After nearly ten years in Kanara he returned to Goa, and in 1686 he founded an Oratory of Saint Philip Neri there with a group of other priests, receiving advice and help from the Oratorian houses then in Portugal. Only one year later, in 1687, he felt called to leave Goa and go as a missionary to the island of Ceylon (now Sri Lanka), where he knew that Catholics were being persecuted and where there had been no priests for several decades.
He remained on that island for twenty four years, exercising his heroic priestly ministry in very restrictive circumstances. He was rigorously pursued and persecuted by the oppressive Dutch Calvinist authorities who wanted to put an end to his single-handed yet successful efforts at rebuilding the Church and keeping Catholicism alive in Ceylon. He had to travel everywhere in disguise and was obliged to celebrate the sacraments secretly at night.
Fr. Vaz decided to make his base in the kingdom of Kandy in the island’s interior. On his arrival there he was arrested as a spy and put in prison. He was released after he had prayed for and obtained what was regarded by all as a miraculous fall of rain, ending a prolonged drought. After that the Buddhist king of Kandy gave him his personal protection.

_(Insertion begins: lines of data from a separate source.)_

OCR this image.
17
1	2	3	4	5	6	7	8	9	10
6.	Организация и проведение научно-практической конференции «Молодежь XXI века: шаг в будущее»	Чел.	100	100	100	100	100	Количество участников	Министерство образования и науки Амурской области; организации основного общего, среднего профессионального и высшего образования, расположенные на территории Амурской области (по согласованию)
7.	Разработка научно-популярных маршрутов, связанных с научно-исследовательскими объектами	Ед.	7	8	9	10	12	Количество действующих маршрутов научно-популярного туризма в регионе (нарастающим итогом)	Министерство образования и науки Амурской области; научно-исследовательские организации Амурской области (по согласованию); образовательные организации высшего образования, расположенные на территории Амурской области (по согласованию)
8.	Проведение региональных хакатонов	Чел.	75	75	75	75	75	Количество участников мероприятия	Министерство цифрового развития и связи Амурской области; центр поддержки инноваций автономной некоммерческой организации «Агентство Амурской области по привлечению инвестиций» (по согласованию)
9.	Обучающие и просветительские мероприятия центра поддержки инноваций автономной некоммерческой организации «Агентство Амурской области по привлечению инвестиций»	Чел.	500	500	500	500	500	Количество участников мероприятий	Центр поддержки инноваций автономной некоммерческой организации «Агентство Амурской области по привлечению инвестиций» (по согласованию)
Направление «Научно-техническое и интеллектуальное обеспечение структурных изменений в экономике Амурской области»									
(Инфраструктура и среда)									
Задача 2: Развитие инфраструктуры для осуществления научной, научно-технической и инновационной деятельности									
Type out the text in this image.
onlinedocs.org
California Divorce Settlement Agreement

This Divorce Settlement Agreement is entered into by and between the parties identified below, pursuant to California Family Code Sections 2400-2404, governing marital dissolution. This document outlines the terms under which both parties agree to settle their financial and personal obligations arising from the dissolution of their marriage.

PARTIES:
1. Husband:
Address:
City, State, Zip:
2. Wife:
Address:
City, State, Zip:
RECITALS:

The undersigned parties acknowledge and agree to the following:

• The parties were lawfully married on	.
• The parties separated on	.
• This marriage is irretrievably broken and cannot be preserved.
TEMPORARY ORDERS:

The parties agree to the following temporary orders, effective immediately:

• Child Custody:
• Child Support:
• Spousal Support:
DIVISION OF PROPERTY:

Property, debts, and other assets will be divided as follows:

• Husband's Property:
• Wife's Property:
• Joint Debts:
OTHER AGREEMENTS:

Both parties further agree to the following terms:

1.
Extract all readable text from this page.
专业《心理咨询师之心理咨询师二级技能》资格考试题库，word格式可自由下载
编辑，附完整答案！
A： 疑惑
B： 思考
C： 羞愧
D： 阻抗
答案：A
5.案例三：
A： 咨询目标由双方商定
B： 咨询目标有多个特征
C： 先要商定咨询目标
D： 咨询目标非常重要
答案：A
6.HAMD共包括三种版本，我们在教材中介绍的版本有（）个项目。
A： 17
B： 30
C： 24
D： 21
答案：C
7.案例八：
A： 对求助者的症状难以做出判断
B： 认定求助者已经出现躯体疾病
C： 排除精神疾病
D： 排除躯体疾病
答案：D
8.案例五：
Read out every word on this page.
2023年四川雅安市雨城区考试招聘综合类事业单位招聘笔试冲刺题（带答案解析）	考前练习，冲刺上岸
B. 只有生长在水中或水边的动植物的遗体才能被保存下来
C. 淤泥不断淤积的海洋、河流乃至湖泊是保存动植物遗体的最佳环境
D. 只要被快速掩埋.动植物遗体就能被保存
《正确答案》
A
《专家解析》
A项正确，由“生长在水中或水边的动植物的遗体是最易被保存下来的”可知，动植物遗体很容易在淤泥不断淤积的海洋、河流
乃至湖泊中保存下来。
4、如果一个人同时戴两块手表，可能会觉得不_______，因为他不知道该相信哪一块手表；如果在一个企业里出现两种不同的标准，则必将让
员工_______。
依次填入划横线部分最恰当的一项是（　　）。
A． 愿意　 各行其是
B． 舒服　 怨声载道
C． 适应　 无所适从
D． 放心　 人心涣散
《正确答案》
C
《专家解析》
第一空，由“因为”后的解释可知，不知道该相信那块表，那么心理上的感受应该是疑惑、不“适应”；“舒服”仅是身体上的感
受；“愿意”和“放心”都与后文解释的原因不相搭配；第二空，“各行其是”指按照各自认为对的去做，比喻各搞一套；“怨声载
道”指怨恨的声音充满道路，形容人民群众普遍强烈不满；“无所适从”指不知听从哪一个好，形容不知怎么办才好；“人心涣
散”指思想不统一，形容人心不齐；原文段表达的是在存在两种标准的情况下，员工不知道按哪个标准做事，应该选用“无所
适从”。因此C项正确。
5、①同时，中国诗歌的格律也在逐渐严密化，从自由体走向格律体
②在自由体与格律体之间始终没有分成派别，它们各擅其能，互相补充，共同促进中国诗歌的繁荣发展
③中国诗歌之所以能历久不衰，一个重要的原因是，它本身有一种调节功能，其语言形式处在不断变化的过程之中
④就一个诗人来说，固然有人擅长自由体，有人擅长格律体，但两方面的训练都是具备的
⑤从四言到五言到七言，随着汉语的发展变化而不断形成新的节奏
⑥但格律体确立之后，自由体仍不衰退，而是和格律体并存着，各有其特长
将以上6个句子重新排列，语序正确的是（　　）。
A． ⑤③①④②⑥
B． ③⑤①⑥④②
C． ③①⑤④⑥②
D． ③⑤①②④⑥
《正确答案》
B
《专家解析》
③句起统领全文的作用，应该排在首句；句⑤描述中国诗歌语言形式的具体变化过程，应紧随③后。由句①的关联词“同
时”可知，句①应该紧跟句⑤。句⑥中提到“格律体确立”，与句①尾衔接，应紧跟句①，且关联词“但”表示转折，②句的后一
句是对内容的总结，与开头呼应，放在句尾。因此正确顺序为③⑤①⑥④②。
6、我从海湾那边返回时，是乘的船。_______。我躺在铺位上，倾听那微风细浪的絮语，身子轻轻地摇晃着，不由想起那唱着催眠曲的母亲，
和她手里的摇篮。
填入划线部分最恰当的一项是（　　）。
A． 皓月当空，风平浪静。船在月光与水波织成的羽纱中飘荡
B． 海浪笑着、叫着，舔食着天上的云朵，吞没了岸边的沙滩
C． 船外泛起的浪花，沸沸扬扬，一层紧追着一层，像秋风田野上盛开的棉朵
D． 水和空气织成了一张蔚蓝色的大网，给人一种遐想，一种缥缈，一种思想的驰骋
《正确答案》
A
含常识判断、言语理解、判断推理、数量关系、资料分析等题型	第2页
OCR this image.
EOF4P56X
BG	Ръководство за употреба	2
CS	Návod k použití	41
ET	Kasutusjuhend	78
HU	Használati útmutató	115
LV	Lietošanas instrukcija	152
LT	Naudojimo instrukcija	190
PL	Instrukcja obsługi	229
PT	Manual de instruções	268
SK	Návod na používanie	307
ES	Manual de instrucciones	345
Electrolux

In 1696 several Fathers of the Oratory in Goa joined him in Ceylon and a properly constituted Catholic mission was established there. Fr. Vaz refused the position of Vicar Apostolic, preferring to remain a simple missionary priest. Among his other pastoral work he translated a catechism and prayers into the local languages, Singalese and Tamil. The people called him ‘Sammanasu Swam’ – the angelic priest.
By the start of 1711 he knew he was dying. On 16th January he received the Last Rites with members of his flock gathered around his bed. He told them, “Always live according to God’s inspiration.” At midnight, with a candle in his hand, he died pronouncing the holy Name of Jesus with great clarity and fervour. He was sixty years old.
Fr. Joseph’s devotion to the pastoral apostolate made him a timely and efficacious instrument of divine Providence at a critical moment in the Catholic missionary history of South East Asia. During his lifetime his pastoral successes brought him to the attention of the Church authorities in Portugal and Rome. After his death the exemplary zeal he had shown as a missionary made him a continuing inspiration for the missionary priests of his adopted island and beyond. His apostolate there left a tremendous legacy: 70,000 Catholics, 15 churches and 400 chapels. He became known as the Apostle of Ceylon.
Unfortunately the exact whereabouts of his remains is uncertain.
He was beatified in Sri Lanka by Pope John Paul II on 21st June 1995, and was canonized there by Pope Francis on Wednesday 14th January 2015.
His liturgical feast day is 16th January.